L'homme fait quelque chose, il se dissocie de ses capacités en faisant des objets, des outils quand l'animal est ce qui le qualifie. Un anthropologue recevait ainsi les jugements d'un Indien : « l'antilope est la course même ». Raccourci éloquent qui permet peut-être de mieux comprendre certains rituels et même certaines façons qui perdurent aujourd'hui dans certaines peuplades perpétuant l'animisme et le chamanisme, les pratiques vaudou. (Un journaliste s'étonnait dans un article que je lisais dernièrement d'un jugement ayant eu lieu dans une tribu, un homme n'ayant pas été condamné pour le crime de son frère, ce dernier étant considéré comme un « chien », car tuer un chien n'est pas un délit.) L'homme, et l'homme moderne radicalement, aborde le monde comme de l'extérieur, comme s'il n'en était pas. En se faisant homme parmi les animaux, l'homme a le sentiment d'inscrire de la discontinuité dans le vivant. C'est dans cette conscience que l'Indien pratique les rituels. C'est ce sentiment de séparation qui nécessite le mime, les danses rituelles à l'occasion desquelles il renoue symboliquement avec le grand tout de la nature, convoquant les ancêtres (au sens large) en leur animalité (comme Darwin met en perspective l'homme dans le schéma de l'évolution) ou s'insinuant de manière mimétique dans le corps symbolique de ceux qu'ils souhaitent atteindre ou dont ils réclament un service. Se glissant dans les costumes, dans les gestes d'animaux ou d'ancêtres hybrides, les hommes attendent qu'ils intercèdent en leur faveur, favorisant, les récoltes, la chasse, la pluie, mais ils cherchent aussi à l'occasion de quasi transes à se fondre dans la grande unité première à la manière d'un enfant qui voudrait retrouver une certaine harmonie perdue dont son corps à la mémoire en regagnant le giron maternel.

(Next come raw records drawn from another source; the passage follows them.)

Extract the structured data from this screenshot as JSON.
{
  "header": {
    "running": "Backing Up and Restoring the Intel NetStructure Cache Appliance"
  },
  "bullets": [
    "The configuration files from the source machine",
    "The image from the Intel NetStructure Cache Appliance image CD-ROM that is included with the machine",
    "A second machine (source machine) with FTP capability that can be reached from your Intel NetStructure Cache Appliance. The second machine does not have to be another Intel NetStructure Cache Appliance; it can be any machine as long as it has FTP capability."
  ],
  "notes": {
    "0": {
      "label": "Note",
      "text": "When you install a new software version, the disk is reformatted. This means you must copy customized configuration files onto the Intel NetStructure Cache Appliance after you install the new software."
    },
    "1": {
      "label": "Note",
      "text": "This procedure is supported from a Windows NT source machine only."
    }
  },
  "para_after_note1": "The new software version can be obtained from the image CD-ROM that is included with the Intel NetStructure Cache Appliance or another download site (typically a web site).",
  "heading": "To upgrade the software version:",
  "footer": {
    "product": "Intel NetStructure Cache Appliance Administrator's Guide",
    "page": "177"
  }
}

L'homme s'est fait dans la dissociation, la séparation, il s'est extrait du monde pour le recréer à son usage dans le regard et dans la parole. Le sentiment d'être est un exil. C'est un arrachement à la masse pour mettre au jour ses propres contours. Mais cet arrachement ne va pas sans l'angoisse que dévoilent les espaces infinis de la pensée, ce qui en eux s'invente du monde. S'insinue une nostalgie d'une unité harmonieuse englobante, d'une compréhension tacite, sentie. Celle du mythique jardin d'Eden, dans son inconscience, son insouciance. Celle de l'univers d'avant l'expansion, quand toute la matière était rendue à une compacité chaude où se conciliaient les lois physiques les plus contradictoires.